When I hit a certain level of pissed, I go beyond the point where some laid-back Jimmy Buffett is capable of unwinding me. I’m angry, livid, out-of-my-head seething….and I have no intention of letting that feeling go.
It is in these moments that I turn into a fan of German heavy metal, including the only such group most Americans know: Rammstein.
There are a few Rammstein songs I can jam to when I’m not in a homicidal rage, but one in particular I can really only deal with when I’m too angry to think about what it’s actually saying, and that’s “Bück Dich.”
The first time I heard the song I was in Dallas traffic that was moving, but full of total assholes who were tailgating, cutting people off, and weaving in and out at excessive speeds. I had popped in a recently acquired Rammstein album, thinking that “Du Hast” would fit the mood. It fit, as did some of the following songs, including “Bück Dich” until the point where traffic had thinned out and I was starting to relax.

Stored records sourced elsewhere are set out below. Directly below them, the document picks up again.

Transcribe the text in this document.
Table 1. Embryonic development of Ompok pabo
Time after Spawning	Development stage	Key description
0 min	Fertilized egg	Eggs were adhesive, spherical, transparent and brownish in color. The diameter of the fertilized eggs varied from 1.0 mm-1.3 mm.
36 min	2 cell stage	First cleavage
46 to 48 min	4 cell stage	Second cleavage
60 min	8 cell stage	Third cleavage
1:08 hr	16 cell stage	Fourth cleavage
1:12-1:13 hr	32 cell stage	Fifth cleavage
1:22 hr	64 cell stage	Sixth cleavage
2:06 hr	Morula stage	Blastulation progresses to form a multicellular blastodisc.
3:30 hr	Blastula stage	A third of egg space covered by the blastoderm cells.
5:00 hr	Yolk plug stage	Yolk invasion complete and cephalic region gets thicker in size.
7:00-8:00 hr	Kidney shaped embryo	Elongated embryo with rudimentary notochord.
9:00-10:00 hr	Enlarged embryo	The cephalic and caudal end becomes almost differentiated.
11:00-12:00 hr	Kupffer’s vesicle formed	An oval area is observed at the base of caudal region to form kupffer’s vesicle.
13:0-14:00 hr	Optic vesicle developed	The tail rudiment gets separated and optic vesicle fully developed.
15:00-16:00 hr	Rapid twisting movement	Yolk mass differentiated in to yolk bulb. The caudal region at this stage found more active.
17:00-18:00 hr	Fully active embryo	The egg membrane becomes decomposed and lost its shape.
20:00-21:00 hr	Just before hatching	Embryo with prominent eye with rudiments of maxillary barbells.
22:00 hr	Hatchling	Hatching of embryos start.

As I morphed back to a human from being like a mental-Incredible-Hulk whose dearest wish is a top-mounted antitank weapon on the roof of my car, the part of my brain where my college German lessons are stored kicked in.

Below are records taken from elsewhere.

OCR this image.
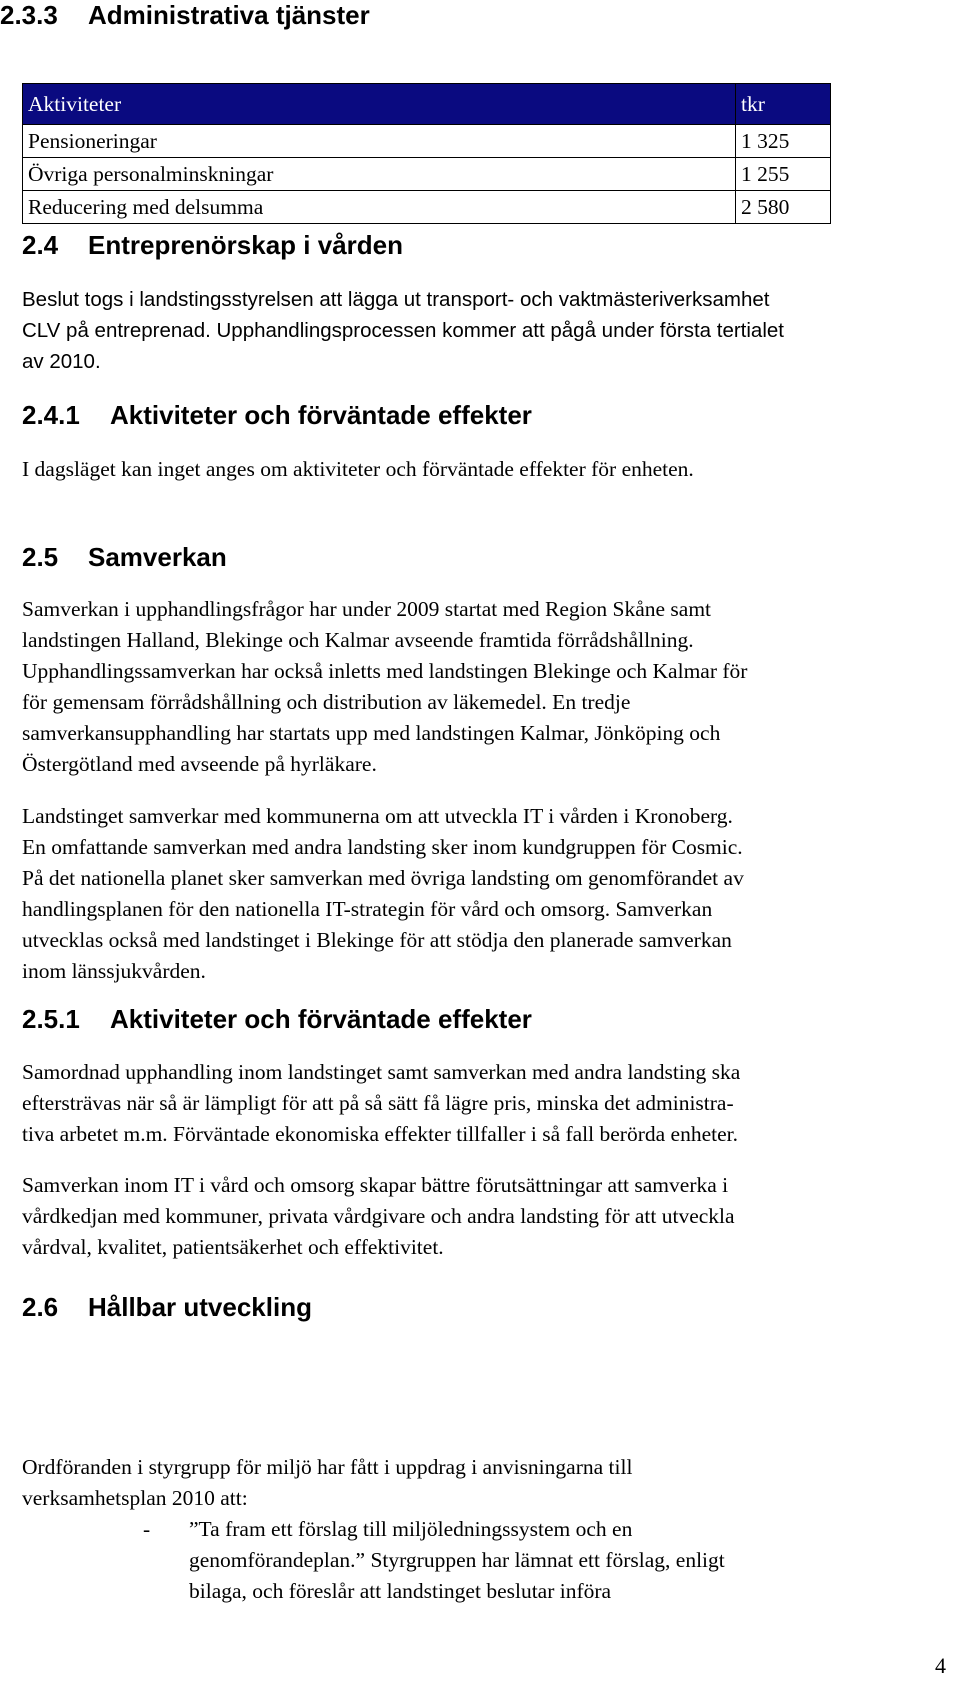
2.3.3 Administrativa tjänster
Aktiviteter	tkr
Pensioneringar	1 325
Övriga personalminskningar	1 255
Reducering med delsumma	2 580
2.4 Entreprenörskap i vården
Beslut togs i landstingsstyrelsen att lägga ut transport- och vaktmästeriverksamhet
CLV på entreprenad. Upphandlingsprocessen kommer att pågå under första tertialet
av 2010.
2.4.1 Aktiviteter och förväntade effekter

I dagsläget kan inget anges om aktiviteter och förväntade effekter för enheten.

2.5 Samverkan
Samverkan i upphandlingsfrågor har under 2009 startat med Region Skåne samt
landstingen Halland, Blekinge och Kalmar avseende framtida förrådshållning.
Upphandlingssamverkan har också inletts med landstingen Blekinge och Kalmar för
för gemensam förrådshållning och distribution av läkemedel. En tredje
samverkansupphandling har startats upp med landstingen Kalmar, Jönköping och
Östergötland med avseende på hyrläkare.
Landstinget samverkar med kommunerna om att utveckla IT i vården i Kronoberg.
En omfattande samverkan med andra landsting sker inom kundgruppen för Cosmic.
På det nationella planet sker samverkan med övriga landsting om genomförandet av
handlingsplanen för den nationella IT-strategin för vård och omsorg. Samverkan
utvecklas också med landstinget i Blekinge för att stödja den planerade samverkan
inom länssjukvården.
2.5.1 Aktiviteter och förväntade effekter
Samordnad upphandling inom landstinget samt samverkan med andra landsting ska
eftersträvas när så är lämpligt för att på så sätt få lägre pris, minska det administra-
tiva arbetet m.m. Förväntade ekonomiska effekter tillfaller i så fall berörda enheter.
Samverkan inom IT i vård och omsorg skapar bättre förutsättningar att samverka i
vårdkedjan med kommuner, privata vårdgivare och andra landsting för att utveckla
vårdval, kvalitet, patientsäkerhet och effektivitet.
2.6 Hållbar utveckling
Ordföranden i styrgrupp för miljö har fått i uppdrag i anvisningarna till
verksamhetsplan 2010 att:
- ”Ta fram ett förslag till miljöledningssystem och en
genomförandeplan.” Styrgruppen har lämnat ett förslag, enligt
bilaga, och föreslår att landstinget beslutar införa
4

“Bück dich befehl ich dir / wende dein Antlitz ab von mir / dein Gesicht ist mir egal / bück dich nocheinmal”
Whiskey. Tango. Foxtrot.
Did that say what I’m fairly certain that just said? “Bend yourself over”? “Your face doesn’t matter to me?”
Yeah. Therapeutic as it is to hear those creeptastic vocals (if I had to imagine the voice that would most likely make me pee myself if I heard it coming from a dark alley? The vocalist for Rammstein would have it), and the pounding, grinding music to go with the blinding anger coursing through my veins, it’s only that level of anger-out-of-my-wits that manages to block me from thinking about what the hell the song is actually saying. I mean, a creepy, angry German man is growling about screwing someone in a very uncomfortable place (Kevin Smith fans chorus “Like the back of a Volkswagen?”) in a very not nice way.
I can’t say I hate the song. When I’m mad enough that the only part of me that’s tuned to music is a monkey-brain that wants to head bang and doesn’t speak German, it’s perfect. But the moment I come back to my senses, “Bück Dich” goes back on the shelf.